Tulsa Remote is hoping to inspire more people to move into the state with its recruitment initiative. The group aims to assist with job searching, matching and hiring of potential new employees who will reside in Oklahoma.
“The program brings remote workers and digital nomads to the community by providing $10,000 grants and numerous community-building opportunities. Each grant is distributed over the course of a year to eligible remote workers or entrepreneurs living outside of Oklahoma,” according to the Tulsa Remote website.
The initiative started in 2018 to attract “diverse and talented” groups of people to the growing city of Tulsa. Funding is currently provided by the George Kaiser Family Foundation.
The interview process in order to be considered for the grant is fairly standard. Tulsa Remote will assign a team that reviews each application, after which a video interview is conducted with each finalist. An in-person visit could also be arranged in some cases, according to the website.
And if the potential new resident is hired for a remote position with a company within Oklahoma, not only will Tulsa Remote pay them $10,000, but new hires are also eligible to “receive a year membership at a local co-working space, support in identifying housing, and regular community-building opportunities,” according to Tulsa Remote.
The initiative only allows for residents to live within Tulsa city limits. “Surrounding areas such as Bixby, Broken Arrow, Sand Springs, Sapulpa or Jenks” are not eligible for the incentives, according to Tulsa Remote.
The website also notes that rideshare or delivery jobs with Lyft, Uber, Grubhub or DoorDash are not considered remote employment.
A $10,000 payout as well as the lure of a remote job could be a very welcome idea for many people, especially during the ongoing COVID-19 pandemic.
As virus cases surge throughout the country, the U.S. economy is under pressure from persistent layoffs, diminished income and nervous consumers, whose spending is needed to drive a recovery from the pandemic.

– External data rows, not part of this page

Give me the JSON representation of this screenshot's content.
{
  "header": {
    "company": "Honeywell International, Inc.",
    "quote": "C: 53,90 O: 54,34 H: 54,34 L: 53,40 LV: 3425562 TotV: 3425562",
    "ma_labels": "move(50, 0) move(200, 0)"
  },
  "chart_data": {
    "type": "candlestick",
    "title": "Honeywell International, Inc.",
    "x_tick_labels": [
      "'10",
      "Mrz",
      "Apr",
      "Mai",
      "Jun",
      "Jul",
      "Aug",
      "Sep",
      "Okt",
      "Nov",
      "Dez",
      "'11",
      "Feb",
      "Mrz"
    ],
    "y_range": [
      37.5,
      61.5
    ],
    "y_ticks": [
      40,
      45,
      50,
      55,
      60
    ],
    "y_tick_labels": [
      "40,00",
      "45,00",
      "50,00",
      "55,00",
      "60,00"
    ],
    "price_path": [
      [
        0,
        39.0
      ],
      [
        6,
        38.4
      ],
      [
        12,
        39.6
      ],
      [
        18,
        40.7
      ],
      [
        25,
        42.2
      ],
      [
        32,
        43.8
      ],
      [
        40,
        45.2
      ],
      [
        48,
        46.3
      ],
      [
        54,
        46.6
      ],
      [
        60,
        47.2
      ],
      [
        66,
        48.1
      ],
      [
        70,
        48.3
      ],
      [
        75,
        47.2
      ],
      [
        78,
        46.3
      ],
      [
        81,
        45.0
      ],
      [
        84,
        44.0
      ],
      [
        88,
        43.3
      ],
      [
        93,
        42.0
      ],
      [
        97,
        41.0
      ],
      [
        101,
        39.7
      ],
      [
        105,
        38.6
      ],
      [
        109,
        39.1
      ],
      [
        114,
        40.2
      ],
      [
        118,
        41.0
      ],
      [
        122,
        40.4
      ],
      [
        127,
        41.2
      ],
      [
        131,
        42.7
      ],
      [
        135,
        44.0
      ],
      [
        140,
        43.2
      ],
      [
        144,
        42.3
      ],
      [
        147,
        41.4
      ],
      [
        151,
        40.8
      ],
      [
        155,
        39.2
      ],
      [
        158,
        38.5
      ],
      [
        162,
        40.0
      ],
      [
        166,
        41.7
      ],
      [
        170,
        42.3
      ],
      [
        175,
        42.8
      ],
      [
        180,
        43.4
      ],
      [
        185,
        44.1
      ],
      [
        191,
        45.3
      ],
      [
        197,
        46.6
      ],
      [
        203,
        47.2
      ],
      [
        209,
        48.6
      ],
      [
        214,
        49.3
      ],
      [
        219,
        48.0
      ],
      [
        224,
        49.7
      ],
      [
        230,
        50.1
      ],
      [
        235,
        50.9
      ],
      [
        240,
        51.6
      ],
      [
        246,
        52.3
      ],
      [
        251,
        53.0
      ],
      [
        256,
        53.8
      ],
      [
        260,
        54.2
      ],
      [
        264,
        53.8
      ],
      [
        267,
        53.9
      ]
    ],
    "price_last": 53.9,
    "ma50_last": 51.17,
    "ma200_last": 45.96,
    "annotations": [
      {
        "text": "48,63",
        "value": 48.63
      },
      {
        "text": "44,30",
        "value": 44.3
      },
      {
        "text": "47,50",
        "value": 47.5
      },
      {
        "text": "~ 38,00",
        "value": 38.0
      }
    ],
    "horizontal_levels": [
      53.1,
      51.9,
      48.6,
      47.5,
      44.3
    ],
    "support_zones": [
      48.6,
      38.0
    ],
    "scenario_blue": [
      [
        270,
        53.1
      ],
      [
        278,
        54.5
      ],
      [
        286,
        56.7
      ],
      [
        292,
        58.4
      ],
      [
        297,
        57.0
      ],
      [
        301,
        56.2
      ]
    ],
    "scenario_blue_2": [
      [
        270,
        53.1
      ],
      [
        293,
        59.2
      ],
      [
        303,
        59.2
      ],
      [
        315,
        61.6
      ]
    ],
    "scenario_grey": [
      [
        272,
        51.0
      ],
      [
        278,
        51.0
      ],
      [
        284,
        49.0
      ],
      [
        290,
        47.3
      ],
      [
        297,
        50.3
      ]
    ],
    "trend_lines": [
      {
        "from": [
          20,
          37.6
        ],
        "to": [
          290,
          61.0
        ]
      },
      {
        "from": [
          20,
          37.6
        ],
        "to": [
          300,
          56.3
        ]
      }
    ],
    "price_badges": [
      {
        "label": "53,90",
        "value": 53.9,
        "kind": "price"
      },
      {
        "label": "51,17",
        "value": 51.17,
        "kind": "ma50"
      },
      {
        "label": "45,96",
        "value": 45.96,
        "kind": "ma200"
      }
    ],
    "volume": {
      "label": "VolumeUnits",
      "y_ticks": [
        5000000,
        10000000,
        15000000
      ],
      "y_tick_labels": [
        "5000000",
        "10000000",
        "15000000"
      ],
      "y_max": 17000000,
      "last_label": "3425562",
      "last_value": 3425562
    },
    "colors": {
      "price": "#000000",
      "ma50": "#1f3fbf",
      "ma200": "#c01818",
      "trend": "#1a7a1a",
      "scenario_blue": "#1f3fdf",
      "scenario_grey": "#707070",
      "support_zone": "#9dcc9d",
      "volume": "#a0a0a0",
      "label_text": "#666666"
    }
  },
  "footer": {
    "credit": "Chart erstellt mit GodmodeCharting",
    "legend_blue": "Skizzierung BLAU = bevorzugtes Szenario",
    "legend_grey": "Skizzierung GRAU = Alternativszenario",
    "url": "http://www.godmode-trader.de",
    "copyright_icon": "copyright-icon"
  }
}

Data released Wednesday suggested that the spread of the virus is intensifying the threats to an economy still struggling to recover from the deep recession that struck in early spring.
The number of Americans seeking unemployment aid rose last week for a second straight week to 778,000, evidence that many employers are still slashing jobs more than eight months after the virus hit. Before the pandemic, weekly jobless claims typically amounted to only about 225,000. Layoffs are still historically high, with many businesses unable to fully reopen and some, especially restaurants and bars, facing tightened restrictions.
The Associated Press contributed to this report.